Bill Lazuras
By Robert Finch
It's noon on the pond. The wind has died, the air has grown hazy, and the surface of the water is
opaque and opalescent like a silken cloth spread in the sun. There's only one other boat on the pond
today. Over against the wooded eastern shore, I see Bill Lazarus's small outboard. It's painted sky-
blue, the blue of the old Cape Cod wagons, and Bill is sitting in its stern, trolling among the rocks as he
has for over forty years.
I've been out fishing with Bill several times. He taught me how to net minnows and to find the bass
holes. He knows this pond through long, affectionate intimacy, and the decades of summers spent out
on its shining waters have left their mark on his softly-folded, blotched, and sun-freckled face. He
remembers when the hills surrounding the pond were as bare as the Yorkshire moors. He has aged
with it, and his once-rich voice now vacillates between deep tones and soft, breathy squeaks. But his
eyes are dark brown, kind, and clear.
Now eighty-nine and a retired New York banker, Bill Lazarus grew up in the notorious Hell's Kitchen
section of the Lower West Side. As a young boy he sold newspapers at Sixth Avenue and Thirty-Fourth
Street, "a corner," as he put it, "I had to defend with my life."
He describes himself as "a three-time high school dropout," but he managed to take some Spanish
courses at City College. Once he was arrested and spent a night in jail for shooting craps in front of the
Algonquin Hotel. His mother refused to bail him out. His uncle thought it would be good for him. But
his Spanish teacher came to see him in his cell, and told him, "Now William, this doesn't mean a thing.
You're doing well in your lessons - be back in class Monday morning."
At the age of sixteen he shipped out to Havana.
"Why Havana?" I asked him.
"It was the closest place to New York they spoke Spanish then," he explained.

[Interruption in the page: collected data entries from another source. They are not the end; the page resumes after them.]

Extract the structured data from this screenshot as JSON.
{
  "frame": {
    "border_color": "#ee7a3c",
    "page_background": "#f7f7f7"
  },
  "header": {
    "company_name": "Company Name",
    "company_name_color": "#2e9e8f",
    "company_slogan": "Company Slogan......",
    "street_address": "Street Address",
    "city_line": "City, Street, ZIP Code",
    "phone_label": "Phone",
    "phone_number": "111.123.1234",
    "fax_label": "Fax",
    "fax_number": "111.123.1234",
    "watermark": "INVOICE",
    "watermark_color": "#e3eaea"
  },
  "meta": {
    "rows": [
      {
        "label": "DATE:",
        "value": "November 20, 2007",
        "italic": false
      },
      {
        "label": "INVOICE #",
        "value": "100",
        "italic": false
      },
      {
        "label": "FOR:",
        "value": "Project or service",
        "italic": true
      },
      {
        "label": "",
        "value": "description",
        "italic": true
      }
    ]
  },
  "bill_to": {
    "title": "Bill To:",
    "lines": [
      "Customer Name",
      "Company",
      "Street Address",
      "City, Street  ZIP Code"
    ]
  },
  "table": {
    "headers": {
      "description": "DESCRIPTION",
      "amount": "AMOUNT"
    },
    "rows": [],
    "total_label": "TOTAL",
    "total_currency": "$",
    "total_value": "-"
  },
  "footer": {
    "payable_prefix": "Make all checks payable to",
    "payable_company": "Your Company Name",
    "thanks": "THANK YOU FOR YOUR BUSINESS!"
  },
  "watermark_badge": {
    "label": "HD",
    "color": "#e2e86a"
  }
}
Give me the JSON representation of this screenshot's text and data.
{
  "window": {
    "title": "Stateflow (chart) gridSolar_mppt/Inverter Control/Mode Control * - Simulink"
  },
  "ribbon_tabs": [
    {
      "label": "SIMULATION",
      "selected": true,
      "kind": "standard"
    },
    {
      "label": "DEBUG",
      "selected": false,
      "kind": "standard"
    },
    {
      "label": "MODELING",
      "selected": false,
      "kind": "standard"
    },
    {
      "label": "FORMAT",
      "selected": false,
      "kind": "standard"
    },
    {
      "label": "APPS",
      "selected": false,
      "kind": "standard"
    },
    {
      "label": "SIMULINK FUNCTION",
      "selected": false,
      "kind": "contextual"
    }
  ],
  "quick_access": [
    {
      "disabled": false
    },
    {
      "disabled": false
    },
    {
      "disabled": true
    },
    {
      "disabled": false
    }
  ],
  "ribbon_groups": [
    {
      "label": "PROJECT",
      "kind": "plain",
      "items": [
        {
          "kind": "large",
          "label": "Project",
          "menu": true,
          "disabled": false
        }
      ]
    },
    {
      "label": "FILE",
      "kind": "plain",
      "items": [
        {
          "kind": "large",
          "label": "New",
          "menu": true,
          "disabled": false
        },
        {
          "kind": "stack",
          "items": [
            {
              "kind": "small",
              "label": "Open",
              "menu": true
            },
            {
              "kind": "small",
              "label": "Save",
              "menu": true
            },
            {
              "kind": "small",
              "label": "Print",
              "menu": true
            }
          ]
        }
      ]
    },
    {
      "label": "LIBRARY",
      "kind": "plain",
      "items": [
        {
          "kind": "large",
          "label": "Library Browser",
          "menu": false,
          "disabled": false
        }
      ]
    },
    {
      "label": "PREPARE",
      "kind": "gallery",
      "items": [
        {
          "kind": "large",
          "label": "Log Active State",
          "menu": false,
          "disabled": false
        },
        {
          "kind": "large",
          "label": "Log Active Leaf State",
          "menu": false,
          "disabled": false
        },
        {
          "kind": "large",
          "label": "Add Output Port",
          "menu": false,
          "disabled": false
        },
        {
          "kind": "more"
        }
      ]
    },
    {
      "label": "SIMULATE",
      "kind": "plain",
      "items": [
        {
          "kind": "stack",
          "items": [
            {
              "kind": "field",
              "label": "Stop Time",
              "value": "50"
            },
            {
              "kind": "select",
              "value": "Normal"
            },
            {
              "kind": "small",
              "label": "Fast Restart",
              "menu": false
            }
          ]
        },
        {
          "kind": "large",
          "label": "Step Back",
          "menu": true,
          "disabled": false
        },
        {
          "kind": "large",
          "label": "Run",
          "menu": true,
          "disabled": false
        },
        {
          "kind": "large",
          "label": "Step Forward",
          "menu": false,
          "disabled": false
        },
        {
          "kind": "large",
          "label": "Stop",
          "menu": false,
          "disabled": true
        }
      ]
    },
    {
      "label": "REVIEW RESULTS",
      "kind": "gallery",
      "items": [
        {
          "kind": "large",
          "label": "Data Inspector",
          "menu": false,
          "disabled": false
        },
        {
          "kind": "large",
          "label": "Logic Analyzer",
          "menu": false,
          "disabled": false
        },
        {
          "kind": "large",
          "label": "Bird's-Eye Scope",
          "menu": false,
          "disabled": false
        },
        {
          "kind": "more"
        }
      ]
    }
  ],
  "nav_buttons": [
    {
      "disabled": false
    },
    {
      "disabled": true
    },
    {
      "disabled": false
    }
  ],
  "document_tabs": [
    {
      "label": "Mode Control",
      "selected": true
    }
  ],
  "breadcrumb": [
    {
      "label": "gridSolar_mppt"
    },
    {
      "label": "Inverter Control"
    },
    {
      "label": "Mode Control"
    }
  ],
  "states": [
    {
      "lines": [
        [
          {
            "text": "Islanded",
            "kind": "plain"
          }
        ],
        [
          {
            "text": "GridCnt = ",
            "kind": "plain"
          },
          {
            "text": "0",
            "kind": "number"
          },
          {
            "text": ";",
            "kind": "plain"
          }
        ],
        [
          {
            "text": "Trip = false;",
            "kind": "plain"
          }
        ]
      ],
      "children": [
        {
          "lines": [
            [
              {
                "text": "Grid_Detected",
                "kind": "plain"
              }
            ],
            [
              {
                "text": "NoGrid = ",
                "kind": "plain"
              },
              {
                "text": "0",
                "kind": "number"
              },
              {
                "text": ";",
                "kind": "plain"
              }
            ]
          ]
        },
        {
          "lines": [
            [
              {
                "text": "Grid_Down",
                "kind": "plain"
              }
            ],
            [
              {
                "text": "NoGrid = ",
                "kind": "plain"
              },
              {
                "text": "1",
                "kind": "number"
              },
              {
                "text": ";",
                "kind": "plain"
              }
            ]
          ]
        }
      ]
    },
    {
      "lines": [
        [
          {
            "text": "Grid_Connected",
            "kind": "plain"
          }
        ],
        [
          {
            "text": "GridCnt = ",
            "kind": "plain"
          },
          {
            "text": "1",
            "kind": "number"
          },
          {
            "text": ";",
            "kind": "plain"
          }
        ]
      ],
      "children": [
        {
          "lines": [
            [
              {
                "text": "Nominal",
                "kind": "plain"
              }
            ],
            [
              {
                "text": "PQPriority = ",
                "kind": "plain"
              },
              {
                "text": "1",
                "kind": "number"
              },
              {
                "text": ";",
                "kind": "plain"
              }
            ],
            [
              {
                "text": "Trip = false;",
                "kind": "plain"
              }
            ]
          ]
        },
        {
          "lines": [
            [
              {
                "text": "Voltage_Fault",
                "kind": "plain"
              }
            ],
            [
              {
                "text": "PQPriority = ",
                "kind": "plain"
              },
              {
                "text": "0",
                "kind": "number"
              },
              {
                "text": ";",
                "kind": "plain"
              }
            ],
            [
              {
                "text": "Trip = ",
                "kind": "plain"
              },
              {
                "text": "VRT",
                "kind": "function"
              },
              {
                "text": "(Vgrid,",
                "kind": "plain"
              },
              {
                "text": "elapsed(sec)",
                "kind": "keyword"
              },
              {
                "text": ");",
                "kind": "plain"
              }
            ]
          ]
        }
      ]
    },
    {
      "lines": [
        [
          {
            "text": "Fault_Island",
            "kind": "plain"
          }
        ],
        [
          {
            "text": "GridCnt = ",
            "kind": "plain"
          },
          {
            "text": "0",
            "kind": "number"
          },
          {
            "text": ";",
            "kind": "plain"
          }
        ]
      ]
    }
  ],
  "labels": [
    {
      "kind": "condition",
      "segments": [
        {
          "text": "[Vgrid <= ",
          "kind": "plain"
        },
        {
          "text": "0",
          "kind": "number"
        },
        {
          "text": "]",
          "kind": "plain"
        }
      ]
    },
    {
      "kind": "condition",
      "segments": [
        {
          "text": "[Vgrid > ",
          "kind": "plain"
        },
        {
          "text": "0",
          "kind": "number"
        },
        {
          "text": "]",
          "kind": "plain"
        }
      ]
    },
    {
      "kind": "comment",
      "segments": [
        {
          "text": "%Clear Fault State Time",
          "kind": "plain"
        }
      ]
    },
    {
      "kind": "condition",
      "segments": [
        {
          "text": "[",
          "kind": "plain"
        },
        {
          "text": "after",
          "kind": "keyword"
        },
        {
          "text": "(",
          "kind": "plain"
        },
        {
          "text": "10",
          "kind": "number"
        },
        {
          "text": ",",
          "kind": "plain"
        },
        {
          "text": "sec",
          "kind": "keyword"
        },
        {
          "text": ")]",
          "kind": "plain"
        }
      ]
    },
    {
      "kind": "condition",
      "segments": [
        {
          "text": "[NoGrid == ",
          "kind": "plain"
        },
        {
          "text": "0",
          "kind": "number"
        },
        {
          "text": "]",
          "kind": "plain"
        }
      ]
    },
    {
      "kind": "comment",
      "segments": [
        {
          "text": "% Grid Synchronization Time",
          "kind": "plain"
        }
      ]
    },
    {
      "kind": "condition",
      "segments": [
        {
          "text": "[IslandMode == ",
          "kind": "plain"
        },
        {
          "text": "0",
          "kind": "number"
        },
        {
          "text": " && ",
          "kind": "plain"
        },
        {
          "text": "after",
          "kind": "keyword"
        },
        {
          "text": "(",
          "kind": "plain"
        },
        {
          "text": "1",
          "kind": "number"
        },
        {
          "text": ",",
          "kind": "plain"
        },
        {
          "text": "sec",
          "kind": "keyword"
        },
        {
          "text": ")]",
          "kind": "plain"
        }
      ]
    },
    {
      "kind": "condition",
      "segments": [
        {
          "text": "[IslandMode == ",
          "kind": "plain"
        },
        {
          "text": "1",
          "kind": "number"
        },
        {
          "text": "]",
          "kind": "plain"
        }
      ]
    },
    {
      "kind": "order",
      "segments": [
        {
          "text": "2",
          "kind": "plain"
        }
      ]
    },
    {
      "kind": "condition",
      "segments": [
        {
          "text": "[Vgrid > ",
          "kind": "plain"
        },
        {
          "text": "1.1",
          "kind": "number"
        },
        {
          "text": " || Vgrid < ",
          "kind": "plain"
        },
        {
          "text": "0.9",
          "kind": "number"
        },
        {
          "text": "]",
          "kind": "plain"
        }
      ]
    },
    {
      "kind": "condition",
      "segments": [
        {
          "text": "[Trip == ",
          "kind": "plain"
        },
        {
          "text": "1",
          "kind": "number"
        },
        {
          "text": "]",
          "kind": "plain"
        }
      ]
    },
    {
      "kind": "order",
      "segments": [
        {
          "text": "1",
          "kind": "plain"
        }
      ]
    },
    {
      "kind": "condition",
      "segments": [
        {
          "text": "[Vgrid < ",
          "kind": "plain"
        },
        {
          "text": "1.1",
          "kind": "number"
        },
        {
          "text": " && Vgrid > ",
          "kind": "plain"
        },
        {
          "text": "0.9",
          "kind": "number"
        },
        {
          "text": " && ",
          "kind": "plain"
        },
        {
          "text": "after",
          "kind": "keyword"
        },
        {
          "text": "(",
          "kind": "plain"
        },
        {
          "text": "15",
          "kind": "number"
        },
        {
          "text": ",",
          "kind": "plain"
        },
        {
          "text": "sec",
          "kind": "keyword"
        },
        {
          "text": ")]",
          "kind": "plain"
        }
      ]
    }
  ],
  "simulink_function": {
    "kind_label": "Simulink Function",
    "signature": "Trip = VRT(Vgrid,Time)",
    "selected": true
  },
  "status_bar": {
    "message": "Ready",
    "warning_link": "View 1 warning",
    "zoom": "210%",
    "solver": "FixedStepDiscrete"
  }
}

On the day he arrived he got a position as a bank teller for twenty-five dollars a month - the beginning
of a sixty-three year career in international finance. During his long career he's traveled all over the
world, wintering in Havana until 1959 and subsequently in Florida. But every spring for the past forty
years he and his wife Frieda have returned to the shores of this pond, to their small house tucked
among the pines on its eastern bluff.
Fishing is his excuse for being on the pond, as "observation" is mine. Sometimes he likes to put me in
the position of an "authority," though his knowledge of this pond is far deeper than mine. Now, as we
pass one another in our small boats, he waves in greeting, points at the gulls on the water, and hails
me in that half-resonant voice: "Say, what do you call those black-backed gulls?"
"Right!" I shout back, laughing, and for a moment he is the old Adam, naming the birds.